Assim, para compor seu Vampiro, Stoker pegou emprestada a fama de mau, a descendência nobre e também o nome e características físicas da figura histórica, já que, ao descrever o personagem usa os mesmos atributos dos retratos de Vlad III.
Outra apropriação foi o nome. Dracul, como o pai, Vlad II, ficou conhecido, designava-o como membro da “Ordem do Dragão”, espécie de sociedade religiosa formada por cavaleiros do Império Romano-Germânico. O símbolo era, naturalmente, um dragão, figura associada, naquele tempo, ao diabo. O filho de Dracul, em romeno, era o Draculea, ou o pequeno dragão.
Cenário
Um dos personagens importantes do livro não é um personagem; no caso, trata-se de uma locação: o famoso Castelo de Drácula, também conhecido como Castelo de Bran, situado no vilarejo de Bran, circunscrito à cidade de Brasov.
A gente já sabe que Stoker nunca pôs os pés na Transilvânia; como teria descoberto esse castelo? Respondo com outra pergunta: lembram dos livros de viagem? Pois é, tudo indica que mais um serviu de inspiração.

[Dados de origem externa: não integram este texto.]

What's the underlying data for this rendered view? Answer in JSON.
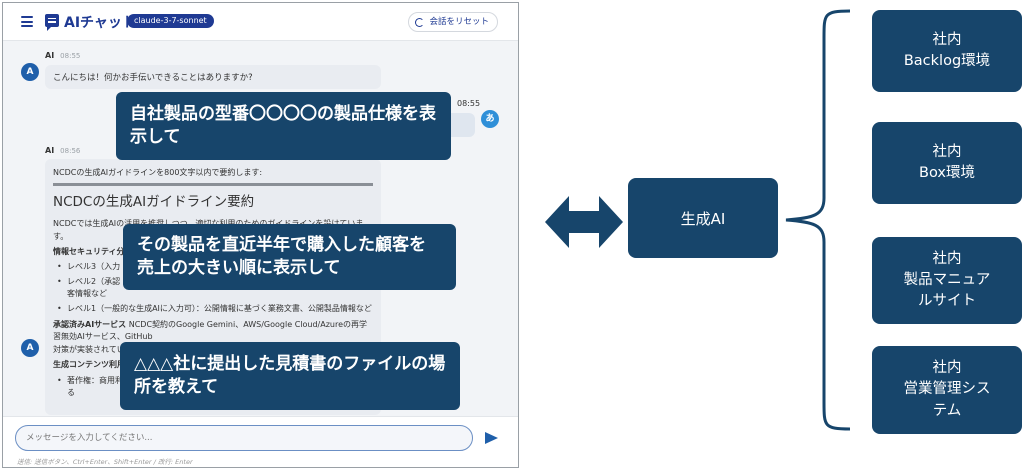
{
  "chat": {
    "app_title": "AIチャット",
    "model_badge": "claude-3-7-sonnet",
    "reset_label": "会話をリセット",
    "messages": [
      {
        "sender": "AI",
        "time": "08:55",
        "avatar": "A",
        "text": "こんにちは！何かお手伝いできることはありますか?"
      },
      {
        "sender": "あ",
        "time": "08:55",
        "avatar": "あ"
      },
      {
        "sender": "AI",
        "time": "08:56",
        "avatar": "A",
        "prompt_echo": "NCDCの生成AIガイドラインを800文字以内で要約します:",
        "heading": "NCDCの生成AIガイドライン要約",
        "intro": "NCDCでは生成AIの活用を推奨しつつ、適切な利用のためのガイドラインを設けています。",
        "section1": "情報セキュリティ分",
        "bullets1": [
          "レベル3（入力",
          "レベル2（承認",
          "客情報など",
          "レベル1（一般的な生成AIに入力可）：公開情報に基づく業務文書、公開製品情報など"
        ],
        "section2_title": "承認済みAIサービス",
        "section2_text": "NCDC契約のGoogle Gemini、AWS/Google Cloud/Azureの再学習無効AIサービス、GitHub",
        "section2_text2": "対策が実装されてい",
        "section3": "生成コンテンツ利用",
        "bullets3": [
          "著作権：商用利",
          "る"
        ]
      }
    ],
    "input_placeholder": "メッセージを入力してください...",
    "input_hint": "送信: 送信ボタン、Ctrl+Enter、Shift+Enter / 改行: Enter"
  },
  "callouts": [
    "自社製品の型番〇〇〇〇の製品仕様を表示して",
    "その製品を直近半年で購入した顧客を売上の大きい順に表示して",
    "△△△社に提出した見積書のファイルの場所を教えて"
  ],
  "diagram": {
    "center_label": "生成AI",
    "systems": [
      {
        "line1": "社内",
        "line2": "Backlog環境"
      },
      {
        "line1": "社内",
        "line2": "Box環境"
      },
      {
        "line1": "社内",
        "line2": "製品マニュア",
        "line3": "ルサイト"
      },
      {
        "line1": "社内",
        "line2": "営業管理シス",
        "line3": "テム"
      }
    ]
  },
  "colors": {
    "accent": "#1f3a93",
    "box": "#17456b"
  }
}
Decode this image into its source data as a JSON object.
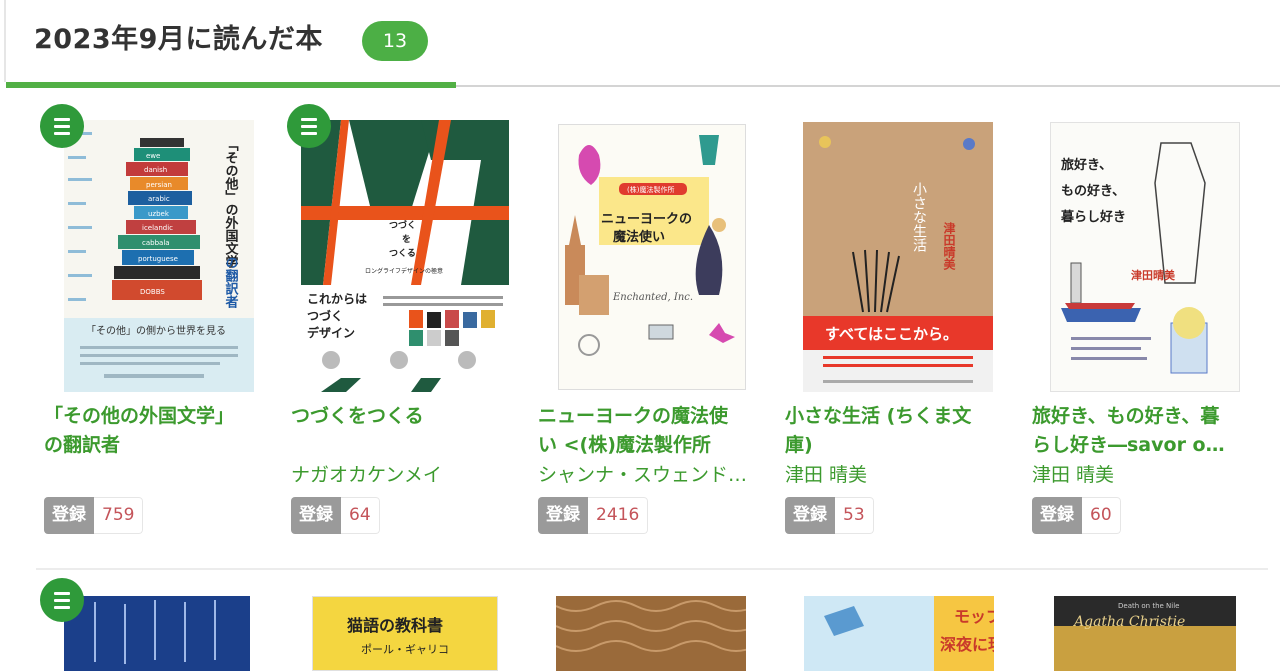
{
  "header": {
    "title": "2023年9月に読んだ本",
    "count": "13"
  },
  "icons": {
    "menu": "hamburger-menu-icon"
  },
  "colors": {
    "accent": "#52b045",
    "badge": "#4caf45",
    "link": "#3c9a2e",
    "count_text": "#c4545a",
    "reg_label_bg": "#9a9a9a"
  },
  "register_label": "登録",
  "books": [
    {
      "title": "「その他の外国文学」の翻訳者",
      "author": "",
      "count": "759",
      "cover_text": [
        "「その他」の外国文学",
        "の翻訳者",
        "「その他」の側から世界を見る"
      ],
      "spines": [
        "ewe",
        "danish",
        "persian",
        "arabic",
        "uzbek",
        "icelandic",
        "cabbala",
        "portuguese",
        "DOBBS"
      ]
    },
    {
      "title": "つづくをつくる",
      "author": "ナガオカケンメイ",
      "count": "64",
      "cover_text": [
        "つづく",
        "を",
        "つくる",
        "ロングライフデザインの極意",
        "これからはつづくデザイン"
      ]
    },
    {
      "title": "ニューヨークの魔法使い <(株)魔法製作所",
      "author": "シャンナ・スウェンドソン",
      "count": "2416",
      "cover_text": [
        "(株)魔法製作所",
        "ニューヨークの",
        "魔法使い",
        "Enchanted, Inc."
      ]
    },
    {
      "title": "小さな生活 (ちくま文庫)",
      "author": "津田 晴美",
      "count": "53",
      "cover_text": [
        "小さな生活",
        "津田晴美",
        "すべてはここから。"
      ]
    },
    {
      "title": "旅好き、もの好き、暮らし好き―savor o…",
      "author": "津田 晴美",
      "count": "60",
      "cover_text": [
        "旅好き、",
        "もの好き、",
        "暮らし好き",
        "津田晴美"
      ]
    }
  ],
  "next_row": [
    {
      "cover_text": ""
    },
    {
      "cover_text": "猫語の教科書"
    },
    {
      "cover_text": "ポール・ギャリコ"
    },
    {
      "cover_text": "モップの"
    },
    {
      "cover_text": "深夜に現"
    },
    {
      "cover_text": "Agatha Christie"
    },
    {
      "cover_text": "Death on the Nile"
    }
  ]
}
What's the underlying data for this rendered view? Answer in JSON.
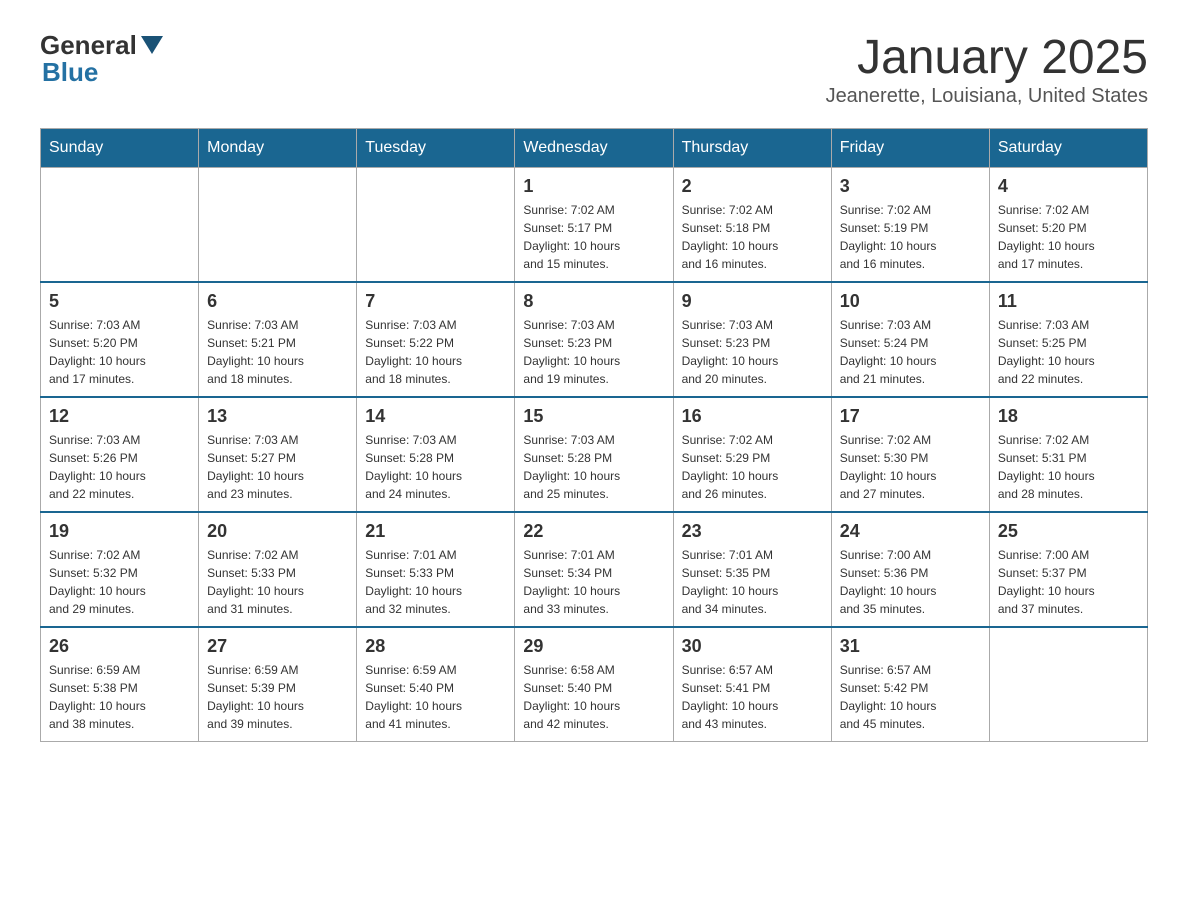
{
  "logo": {
    "general": "General",
    "blue": "Blue"
  },
  "title": "January 2025",
  "location": "Jeanerette, Louisiana, United States",
  "weekdays": [
    "Sunday",
    "Monday",
    "Tuesday",
    "Wednesday",
    "Thursday",
    "Friday",
    "Saturday"
  ],
  "weeks": [
    [
      {
        "day": "",
        "info": ""
      },
      {
        "day": "",
        "info": ""
      },
      {
        "day": "",
        "info": ""
      },
      {
        "day": "1",
        "info": "Sunrise: 7:02 AM\nSunset: 5:17 PM\nDaylight: 10 hours\nand 15 minutes."
      },
      {
        "day": "2",
        "info": "Sunrise: 7:02 AM\nSunset: 5:18 PM\nDaylight: 10 hours\nand 16 minutes."
      },
      {
        "day": "3",
        "info": "Sunrise: 7:02 AM\nSunset: 5:19 PM\nDaylight: 10 hours\nand 16 minutes."
      },
      {
        "day": "4",
        "info": "Sunrise: 7:02 AM\nSunset: 5:20 PM\nDaylight: 10 hours\nand 17 minutes."
      }
    ],
    [
      {
        "day": "5",
        "info": "Sunrise: 7:03 AM\nSunset: 5:20 PM\nDaylight: 10 hours\nand 17 minutes."
      },
      {
        "day": "6",
        "info": "Sunrise: 7:03 AM\nSunset: 5:21 PM\nDaylight: 10 hours\nand 18 minutes."
      },
      {
        "day": "7",
        "info": "Sunrise: 7:03 AM\nSunset: 5:22 PM\nDaylight: 10 hours\nand 18 minutes."
      },
      {
        "day": "8",
        "info": "Sunrise: 7:03 AM\nSunset: 5:23 PM\nDaylight: 10 hours\nand 19 minutes."
      },
      {
        "day": "9",
        "info": "Sunrise: 7:03 AM\nSunset: 5:23 PM\nDaylight: 10 hours\nand 20 minutes."
      },
      {
        "day": "10",
        "info": "Sunrise: 7:03 AM\nSunset: 5:24 PM\nDaylight: 10 hours\nand 21 minutes."
      },
      {
        "day": "11",
        "info": "Sunrise: 7:03 AM\nSunset: 5:25 PM\nDaylight: 10 hours\nand 22 minutes."
      }
    ],
    [
      {
        "day": "12",
        "info": "Sunrise: 7:03 AM\nSunset: 5:26 PM\nDaylight: 10 hours\nand 22 minutes."
      },
      {
        "day": "13",
        "info": "Sunrise: 7:03 AM\nSunset: 5:27 PM\nDaylight: 10 hours\nand 23 minutes."
      },
      {
        "day": "14",
        "info": "Sunrise: 7:03 AM\nSunset: 5:28 PM\nDaylight: 10 hours\nand 24 minutes."
      },
      {
        "day": "15",
        "info": "Sunrise: 7:03 AM\nSunset: 5:28 PM\nDaylight: 10 hours\nand 25 minutes."
      },
      {
        "day": "16",
        "info": "Sunrise: 7:02 AM\nSunset: 5:29 PM\nDaylight: 10 hours\nand 26 minutes."
      },
      {
        "day": "17",
        "info": "Sunrise: 7:02 AM\nSunset: 5:30 PM\nDaylight: 10 hours\nand 27 minutes."
      },
      {
        "day": "18",
        "info": "Sunrise: 7:02 AM\nSunset: 5:31 PM\nDaylight: 10 hours\nand 28 minutes."
      }
    ],
    [
      {
        "day": "19",
        "info": "Sunrise: 7:02 AM\nSunset: 5:32 PM\nDaylight: 10 hours\nand 29 minutes."
      },
      {
        "day": "20",
        "info": "Sunrise: 7:02 AM\nSunset: 5:33 PM\nDaylight: 10 hours\nand 31 minutes."
      },
      {
        "day": "21",
        "info": "Sunrise: 7:01 AM\nSunset: 5:33 PM\nDaylight: 10 hours\nand 32 minutes."
      },
      {
        "day": "22",
        "info": "Sunrise: 7:01 AM\nSunset: 5:34 PM\nDaylight: 10 hours\nand 33 minutes."
      },
      {
        "day": "23",
        "info": "Sunrise: 7:01 AM\nSunset: 5:35 PM\nDaylight: 10 hours\nand 34 minutes."
      },
      {
        "day": "24",
        "info": "Sunrise: 7:00 AM\nSunset: 5:36 PM\nDaylight: 10 hours\nand 35 minutes."
      },
      {
        "day": "25",
        "info": "Sunrise: 7:00 AM\nSunset: 5:37 PM\nDaylight: 10 hours\nand 37 minutes."
      }
    ],
    [
      {
        "day": "26",
        "info": "Sunrise: 6:59 AM\nSunset: 5:38 PM\nDaylight: 10 hours\nand 38 minutes."
      },
      {
        "day": "27",
        "info": "Sunrise: 6:59 AM\nSunset: 5:39 PM\nDaylight: 10 hours\nand 39 minutes."
      },
      {
        "day": "28",
        "info": "Sunrise: 6:59 AM\nSunset: 5:40 PM\nDaylight: 10 hours\nand 41 minutes."
      },
      {
        "day": "29",
        "info": "Sunrise: 6:58 AM\nSunset: 5:40 PM\nDaylight: 10 hours\nand 42 minutes."
      },
      {
        "day": "30",
        "info": "Sunrise: 6:57 AM\nSunset: 5:41 PM\nDaylight: 10 hours\nand 43 minutes."
      },
      {
        "day": "31",
        "info": "Sunrise: 6:57 AM\nSunset: 5:42 PM\nDaylight: 10 hours\nand 45 minutes."
      },
      {
        "day": "",
        "info": ""
      }
    ]
  ]
}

O Castelo de Bran ficou conhecido como Castelo de Drácula por ser a construção mais próxima da descrita no livro, localizando-se no topo de um penhasco. Por sua vez, para criá-lo, Stoker teria se inspirado nas ilustrações apresentadas por Charles Boner, em seu Transylvania: Its Products and Its People.
O decepcionante é que, na realidade, a história e a lenda não habitaram no mesmo castelo: se Drácula fez dele seu lar, esse não foi o caso de Vlad III, que nunca morou em Bran.
Chegando em Bran, a vista do castelo impressiona e a ideia de conhecê-lo é divertida, mas nele há poucas referências ao Príncipe Valaquiano e, menos ainda, ao Vampiro de Stoker. Seja como for, visitá-lo no verão faz jus à fama de seus supostos moradores: um verdadeiro inferno, com hordas de turistas presos num abafado de 40 graus.
Romênia magia
Resguardada pelos Cárpatos e suas florestas ainda preservadas, sequestrada do mundo pelos 40 anos da Cortina de Ferro, a Romênia se abre desde os anos 1990, encantando os muitos olhos que dela ainda pouco sabem. São com esses olhos que Drácula deve ser lido e a Romênia, percorrida: olhos de encantamento por um povo extremamente rico!